Nov. 9, 2011: RESOLVE New England applauds the successful defeat of Mississippi Initiative 26. This “personhood” amendment could have thrown into jeopardy the continuation and future treatment of infertility patients in the state of Mississippi. The vagary of legal protections for physicians, embryologists, and clinicians could have potentially ended the practice of IVF and other fertility treatment procedures altogether in Mississippi.

Had MS 26 passed, it would have emboldened nearly a dozen other states to pursue similar personhood legislation, whose primary objective is to ban abortion but leaves infertility patients in those states in similar peril for pursing fertility treatment. Even in the New England region, we are not immune to such legislation.
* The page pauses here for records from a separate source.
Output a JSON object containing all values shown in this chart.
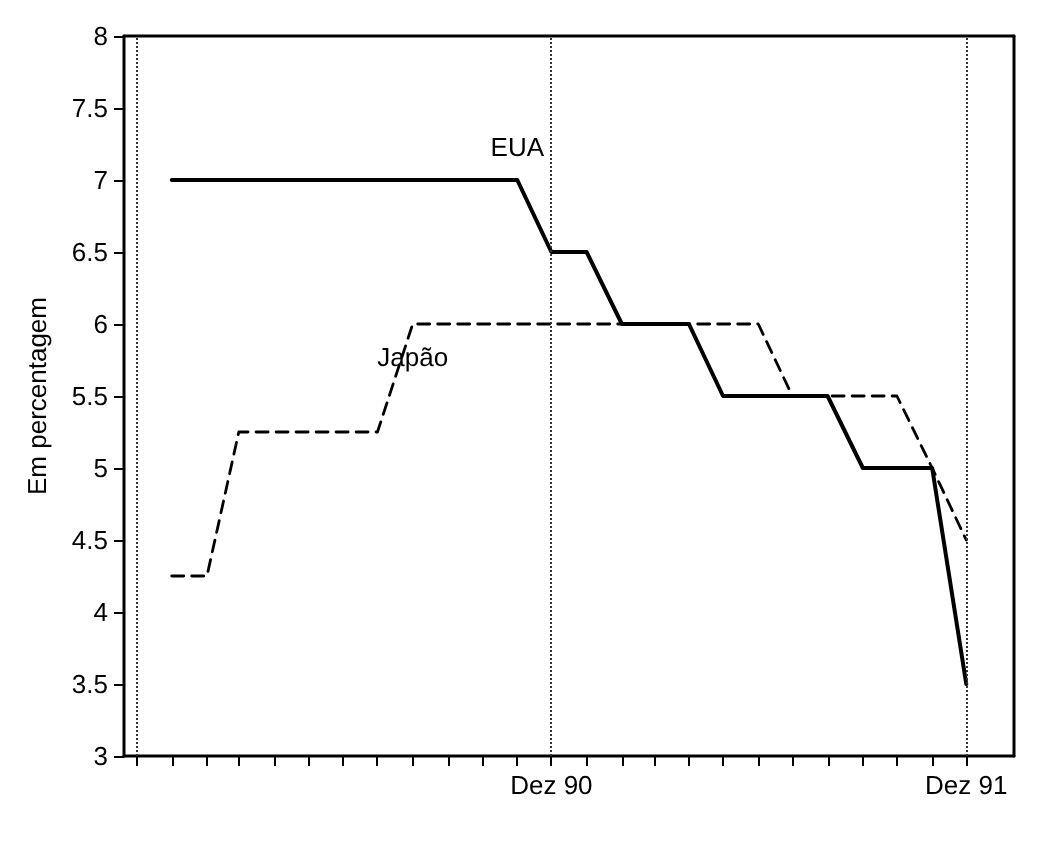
{
  "chart_data": {
    "type": "line",
    "ylabel": "Em percentagem",
    "xlim": [
      "1989-11-20",
      "1992-01-12"
    ],
    "ylim": [
      3,
      8
    ],
    "yticks": [
      3,
      3.5,
      4,
      4.5,
      5,
      5.5,
      6,
      6.5,
      7,
      7.5,
      8
    ],
    "xticks": [
      {
        "value": "1989-12",
        "label": null
      },
      {
        "value": "1990-01",
        "label": null
      },
      {
        "value": "1990-02",
        "label": null
      },
      {
        "value": "1990-03",
        "label": null
      },
      {
        "value": "1990-04",
        "label": null
      },
      {
        "value": "1990-05",
        "label": null
      },
      {
        "value": "1990-06",
        "label": null
      },
      {
        "value": "1990-07",
        "label": null
      },
      {
        "value": "1990-08",
        "label": null
      },
      {
        "value": "1990-09",
        "label": null
      },
      {
        "value": "1990-10",
        "label": null
      },
      {
        "value": "1990-11",
        "label": null
      },
      {
        "value": "1990-12",
        "label": "Dez 90"
      },
      {
        "value": "1991-01",
        "label": null
      },
      {
        "value": "1991-02",
        "label": null
      },
      {
        "value": "1991-03",
        "label": null
      },
      {
        "value": "1991-04",
        "label": null
      },
      {
        "value": "1991-05",
        "label": null
      },
      {
        "value": "1991-06",
        "label": null
      },
      {
        "value": "1991-07",
        "label": null
      },
      {
        "value": "1991-08",
        "label": null
      },
      {
        "value": "1991-09",
        "label": null
      },
      {
        "value": "1991-10",
        "label": null
      },
      {
        "value": "1991-11",
        "label": null
      },
      {
        "value": "1991-12",
        "label": "Dez 91"
      }
    ],
    "series": [
      {
        "name": "EUA",
        "color": "#000000",
        "line_style": "solid",
        "x": [
          "1990-01",
          "1990-11",
          "1990-12",
          "1991-01",
          "1991-02",
          "1991-04",
          "1991-05",
          "1991-08",
          "1991-09",
          "1991-11",
          "1991-12"
        ],
        "values": [
          7,
          7,
          6.5,
          6.5,
          6,
          6,
          5.5,
          5.5,
          5,
          5,
          3.5
        ]
      },
      {
        "name": "Japão",
        "color": "#000000",
        "line_style": "dashed",
        "x": [
          "1990-01",
          "1990-02",
          "1990-03",
          "1990-07",
          "1990-08",
          "1991-06",
          "1991-07",
          "1991-10",
          "1991-11",
          "1991-12"
        ],
        "values": [
          4.25,
          4.25,
          5.25,
          5.25,
          6,
          6,
          5.5,
          5.5,
          5,
          4.5
        ]
      }
    ],
    "ref_lines": [
      {
        "axis": "x",
        "value": "1989-12",
        "line_style": "dotted"
      },
      {
        "axis": "x",
        "value": "1990-12",
        "line_style": "dotted"
      },
      {
        "axis": "x",
        "value": "1991-12",
        "line_style": "dotted"
      }
    ],
    "marker": "none",
    "grid": false,
    "legend": false
  }
}
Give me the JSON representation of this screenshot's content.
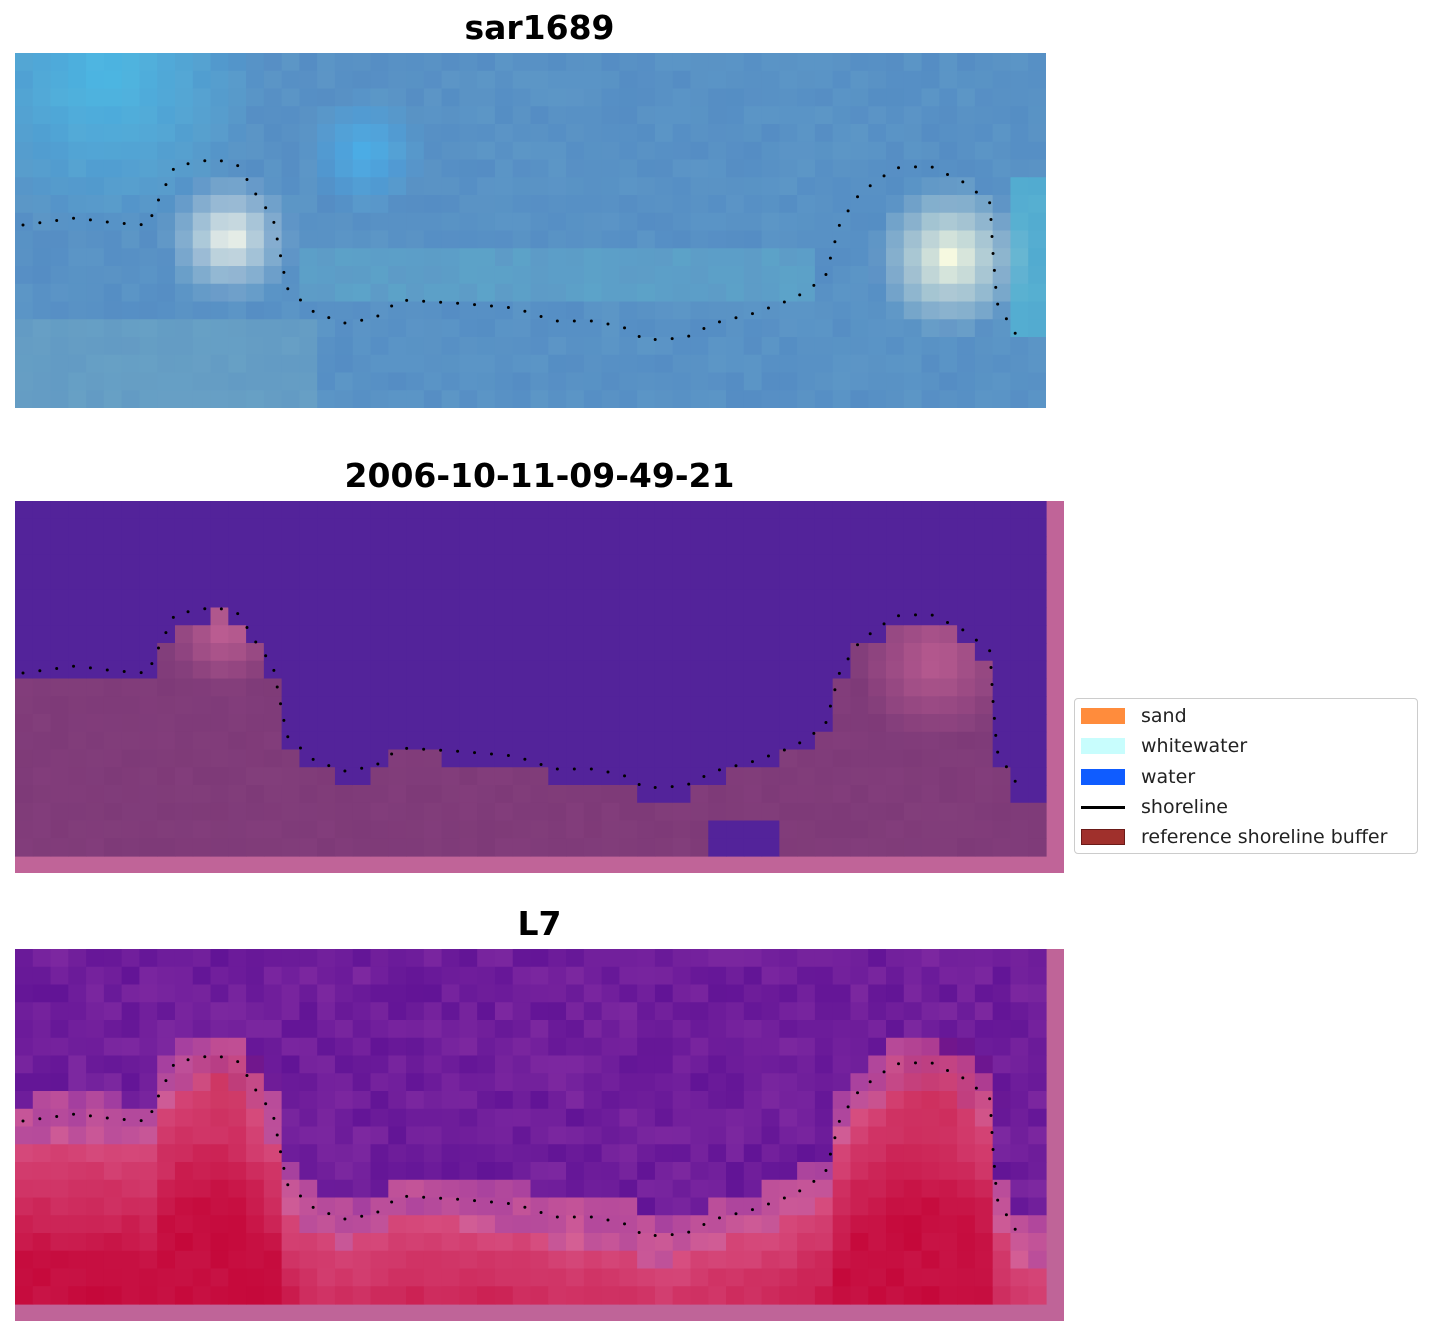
{
  "panels": [
    {
      "title": "sar1689",
      "kind": "sar"
    },
    {
      "title": "2006-10-11-09-49-21",
      "kind": "class"
    },
    {
      "title": "L7",
      "kind": "prob"
    }
  ],
  "legend": {
    "items": [
      {
        "label": "sand",
        "color": "#ff8c3c",
        "type": "patch"
      },
      {
        "label": "whitewater",
        "color": "#c8fdfd",
        "type": "patch"
      },
      {
        "label": "water",
        "color": "#0f5cff",
        "type": "patch"
      },
      {
        "label": "shoreline",
        "color": "#000000",
        "type": "line"
      },
      {
        "label": "reference shoreline buffer",
        "color": "#a0302c",
        "type": "patch"
      }
    ]
  },
  "colors": {
    "sar_base": "#5f95c4",
    "water_purple": "#53239a",
    "land_mauve": "#7d3a78",
    "border_pink": "#c06498",
    "prob_red": "#c8103c"
  }
}
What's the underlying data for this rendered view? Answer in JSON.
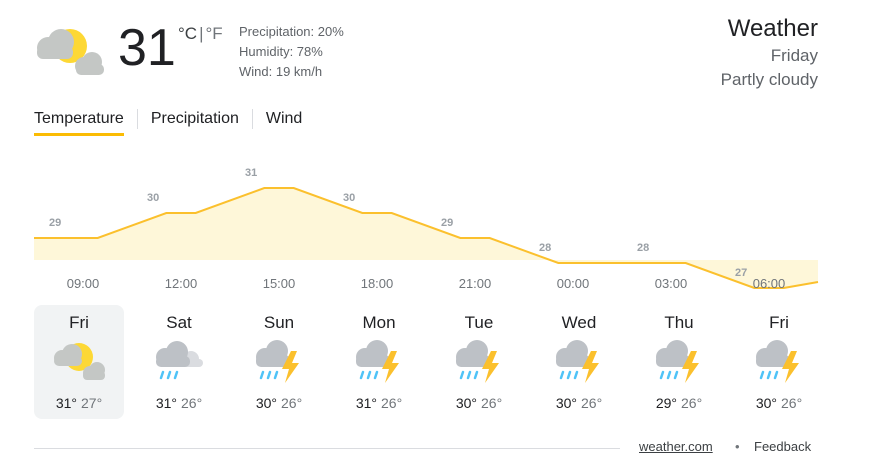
{
  "current": {
    "temperature": "31",
    "unit_c": "°C",
    "unit_sep": "|",
    "unit_f": "°F",
    "icon": "partly-cloudy-icon",
    "precipitation": "Precipitation: 20%",
    "humidity": "Humidity: 78%",
    "wind": "Wind: 19 km/h"
  },
  "header": {
    "title": "Weather",
    "day": "Friday",
    "condition": "Partly cloudy"
  },
  "tabs": [
    {
      "label": "Temperature",
      "active": true
    },
    {
      "label": "Precipitation",
      "active": false
    },
    {
      "label": "Wind",
      "active": false
    }
  ],
  "chart_data": {
    "type": "area",
    "x": [
      "09:00",
      "12:00",
      "15:00",
      "18:00",
      "21:00",
      "00:00",
      "03:00",
      "06:00"
    ],
    "values": [
      29,
      30,
      31,
      30,
      29,
      28,
      28,
      27
    ],
    "ylabel": "",
    "xlabel": "",
    "grid": false,
    "line_color": "#fbc02d",
    "fill_color": "#fef7d9"
  },
  "forecast": [
    {
      "day": "Fri",
      "icon": "partly-cloudy-icon",
      "high": "31°",
      "low": "27°",
      "selected": true
    },
    {
      "day": "Sat",
      "icon": "cloudy-rain-icon",
      "high": "31°",
      "low": "26°",
      "selected": false
    },
    {
      "day": "Sun",
      "icon": "thunderstorm-icon",
      "high": "30°",
      "low": "26°",
      "selected": false
    },
    {
      "day": "Mon",
      "icon": "thunderstorm-icon",
      "high": "31°",
      "low": "26°",
      "selected": false
    },
    {
      "day": "Tue",
      "icon": "thunderstorm-icon",
      "high": "30°",
      "low": "26°",
      "selected": false
    },
    {
      "day": "Wed",
      "icon": "thunderstorm-icon",
      "high": "30°",
      "low": "26°",
      "selected": false
    },
    {
      "day": "Thu",
      "icon": "thunderstorm-icon",
      "high": "29°",
      "low": "26°",
      "selected": false
    },
    {
      "day": "Fri",
      "icon": "thunderstorm-icon",
      "high": "30°",
      "low": "26°",
      "selected": false
    }
  ],
  "footer": {
    "source": "weather.com",
    "separator": "•",
    "feedback": "Feedback"
  },
  "colors": {
    "accent": "#fbbc04",
    "sun": "#fdd835",
    "cloud": "#c4c7c5",
    "rain": "#4fc3f7",
    "bolt": "#fbc02d"
  }
}
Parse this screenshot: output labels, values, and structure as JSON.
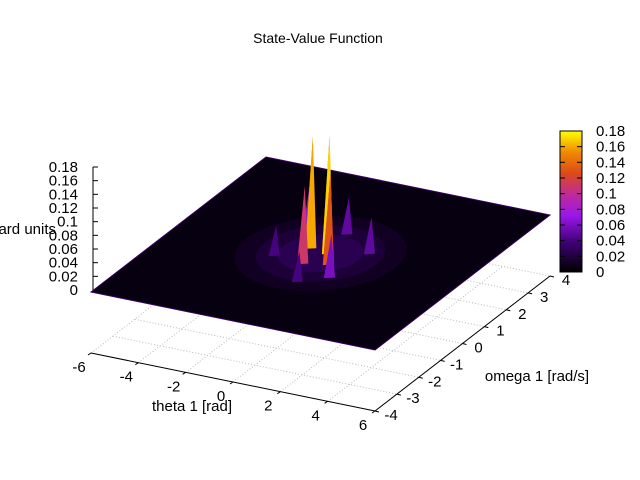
{
  "chart_data": {
    "type": "surface",
    "title": "State-Value Function",
    "xlabel": "theta 1 [rad]",
    "ylabel": "omega 1 [rad/s]",
    "zlabel": "reward units",
    "xlim": [
      -6,
      6
    ],
    "ylim": [
      -4,
      4
    ],
    "zlim": [
      0,
      0.18
    ],
    "x_ticks": [
      "-6",
      "-4",
      "-2",
      "0",
      "2",
      "4",
      "6"
    ],
    "y_ticks": [
      "-4",
      "-3",
      "-2",
      "-1",
      "0",
      "1",
      "2",
      "3",
      "4"
    ],
    "z_ticks": [
      "0",
      "0.02",
      "0.04",
      "0.06",
      "0.08",
      "0.1",
      "0.12",
      "0.14",
      "0.16",
      "0.18"
    ],
    "colorbar": {
      "ticks": [
        "0",
        "0.02",
        "0.04",
        "0.06",
        "0.08",
        "0.1",
        "0.12",
        "0.14",
        "0.16",
        "0.18"
      ],
      "range": [
        0,
        0.18
      ]
    },
    "peaks": [
      {
        "theta": -0.6,
        "omega": 0.3,
        "value": 0.16
      },
      {
        "theta": 0.2,
        "omega": 0.2,
        "value": 0.17
      },
      {
        "theta": 0.7,
        "omega": -0.3,
        "value": 0.13
      },
      {
        "theta": -0.2,
        "omega": -0.5,
        "value": 0.11
      },
      {
        "theta": -1.2,
        "omega": 0.8,
        "value": 0.07
      },
      {
        "theta": 1.3,
        "omega": -0.9,
        "value": 0.06
      },
      {
        "theta": -1.5,
        "omega": -0.4,
        "value": 0.04
      },
      {
        "theta": 1.6,
        "omega": 0.6,
        "value": 0.05
      },
      {
        "theta": 0.0,
        "omega": 1.3,
        "value": 0.05
      },
      {
        "theta": 0.4,
        "omega": -1.4,
        "value": 0.04
      }
    ],
    "grid": true
  }
}
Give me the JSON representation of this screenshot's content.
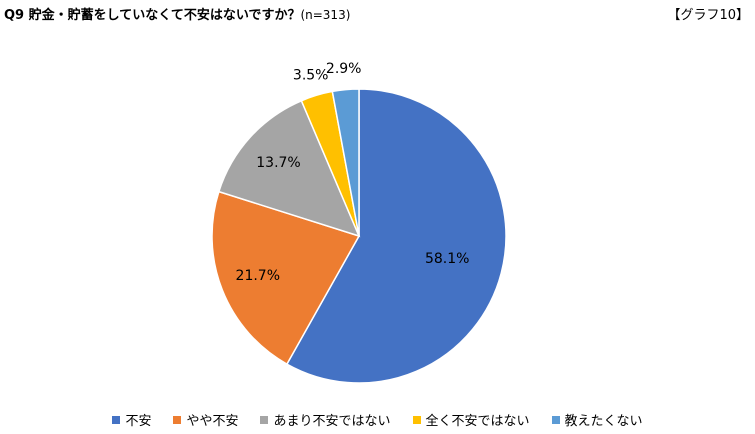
{
  "header": {
    "title": "Q9 貯金・貯蓄をしていなくて不安はないですか？",
    "sample": "(n=313)",
    "graph_tag": "【グラフ10】"
  },
  "chart_data": {
    "type": "pie",
    "title": "Q9 貯金・貯蓄をしていなくて不安はないですか？",
    "subtitle": "(n=313)",
    "categories": [
      "不安",
      "やや不安",
      "あまり不安ではない",
      "全く不安ではない",
      "教えたくない"
    ],
    "values": [
      58.1,
      21.7,
      13.7,
      3.5,
      2.9
    ],
    "labels": [
      "58.1%",
      "21.7%",
      "13.7%",
      "3.5%",
      "2.9%"
    ],
    "colors": [
      "#4472C4",
      "#ED7D31",
      "#A5A5A5",
      "#FFC000",
      "#5B9BD5"
    ],
    "start": "12 o'clock",
    "direction": "clockwise",
    "legend_position": "bottom"
  }
}
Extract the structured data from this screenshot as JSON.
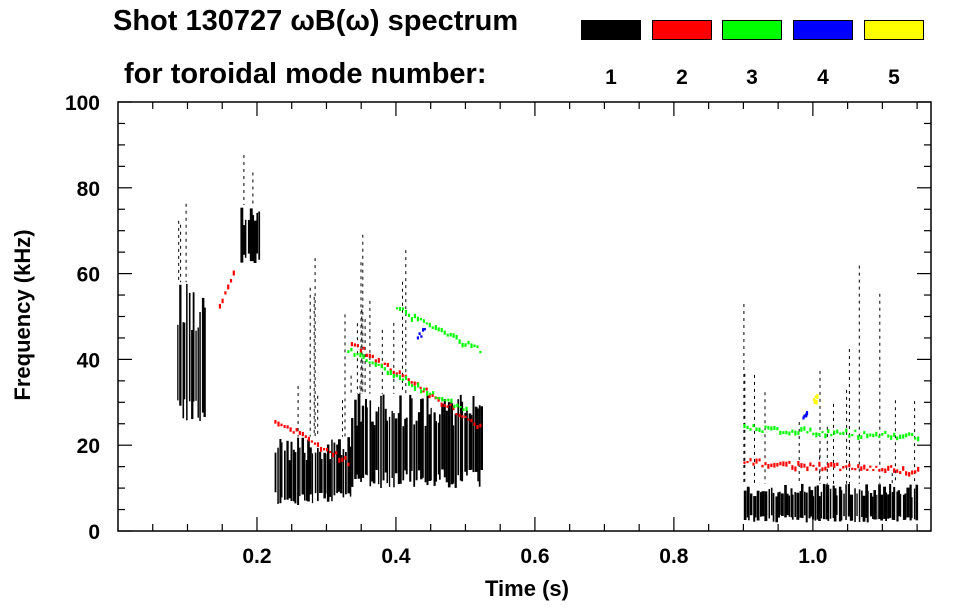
{
  "header": {
    "title_line1": "Shot 130727 ωB(ω) spectrum",
    "title_line2": "for toroidal mode number:"
  },
  "legend": [
    {
      "label": "1",
      "color": "#000000"
    },
    {
      "label": "2",
      "color": "#ff0000"
    },
    {
      "label": "3",
      "color": "#00ff00"
    },
    {
      "label": "4",
      "color": "#0000ff"
    },
    {
      "label": "5",
      "color": "#ffff00"
    }
  ],
  "chart_data": {
    "type": "heatmap",
    "title": "Shot 130727 ωB(ω) spectrum",
    "xlabel": "Time (s)",
    "ylabel": "Frequency (kHz)",
    "xlim": [
      0.0,
      1.17
    ],
    "ylim": [
      0,
      100
    ],
    "x_ticks": [
      0.2,
      0.4,
      0.6,
      0.8,
      1.0
    ],
    "x_tick_labels": [
      "0.2",
      "0.4",
      "0.6",
      "0.8",
      "1.0"
    ],
    "y_ticks": [
      0,
      20,
      40,
      60,
      80,
      100
    ],
    "y_tick_labels": [
      "0",
      "20",
      "40",
      "60",
      "80",
      "100"
    ],
    "grid": false,
    "series": [
      {
        "name": "1",
        "color": "#000000",
        "regions": [
          {
            "t": [
              0.085,
              0.125
            ],
            "f": [
              24,
              58
            ]
          },
          {
            "t": [
              0.225,
              0.335
            ],
            "f": [
              6,
              22
            ]
          },
          {
            "t": [
              0.335,
              0.525
            ],
            "f": [
              10,
              32
            ]
          },
          {
            "t": [
              0.175,
              0.205
            ],
            "f": [
              62,
              76
            ]
          },
          {
            "t": [
              0.9,
              1.15
            ],
            "f": [
              2,
              11
            ]
          }
        ]
      },
      {
        "name": "2",
        "color": "#ff0000",
        "features": [
          {
            "t": [
              0.225,
              0.33
            ],
            "f": [
              26,
              16
            ]
          },
          {
            "t": [
              0.335,
              0.52
            ],
            "f": [
              44,
              24
            ]
          },
          {
            "t": [
              0.145,
              0.165
            ],
            "f": [
              52,
              60
            ]
          },
          {
            "t": [
              0.9,
              1.15
            ],
            "f": [
              16,
              14
            ]
          }
        ]
      },
      {
        "name": "3",
        "color": "#00ff00",
        "features": [
          {
            "t": [
              0.4,
              0.52
            ],
            "f": [
              52,
              42
            ]
          },
          {
            "t": [
              0.33,
              0.5
            ],
            "f": [
              42,
              28
            ]
          },
          {
            "t": [
              0.9,
              1.15
            ],
            "f": [
              24,
              22
            ]
          }
        ]
      },
      {
        "name": "4",
        "color": "#0000ff",
        "features": [
          {
            "t": [
              0.985,
              0.99
            ],
            "f": [
              26,
              28
            ]
          },
          {
            "t": [
              0.43,
              0.44
            ],
            "f": [
              45,
              47
            ]
          }
        ]
      },
      {
        "name": "5",
        "color": "#ffff00",
        "features": [
          {
            "t": [
              1.0,
              1.005
            ],
            "f": [
              30,
              31
            ]
          }
        ]
      }
    ]
  }
}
Earlier this year a bill was introduced into the Massachusetts House that proposes to amend the current adoption statute to include the following language: “A person of full age may petition the probate court for the adoption of an embryo.” While the bill is not expected to pass, it is still a sobering reminder to our professional colleagues and fertility clinics within the New England community that we must remain vigilant of personhood legislation that threatens the access to healthcare for infertility patients.

RESOLVE New England is committed to leading advocacy efforts to ensure that legislation like MS 26 does not succeed within the New England region. We are committed to remaining watchful of any proposed similar legislation within the region and will provide education and advocacy support to those who seek to join us in our efforts to oppose personhood legislation within the New England region.

RESOLVE: The National Infertility Association’s Contribution to the Effort
The over-arching role RESOLVE: The National Infertility Association played was in raising awareness that MS26 would hurt couples trying to have children. When personhood was attempted in CO, the opposition had focused on abortion and birth control. RESOLVE was the one to point out that it would also restrict or outlaw IVF. So, when personhood came to MS, we knew this would be an extremely important message in a very pro-life state. We were early members of the Mississippians4HealthyFamilies Coalition; supplied vital information on the effect of MS 26 on IVF; worked on a lot of the extremely effective grassroots involvement; provided media training and interviews; flew our Advocacy Co-chair, Renee Whitley, to Jackson, MS to speak on a legal panel; worked with fertility doctors in MS; and spread awareness throughout MS and all over the country. RESOLVE was up to their elbows daily… and are so pleased and relieved that the vote came out as described above!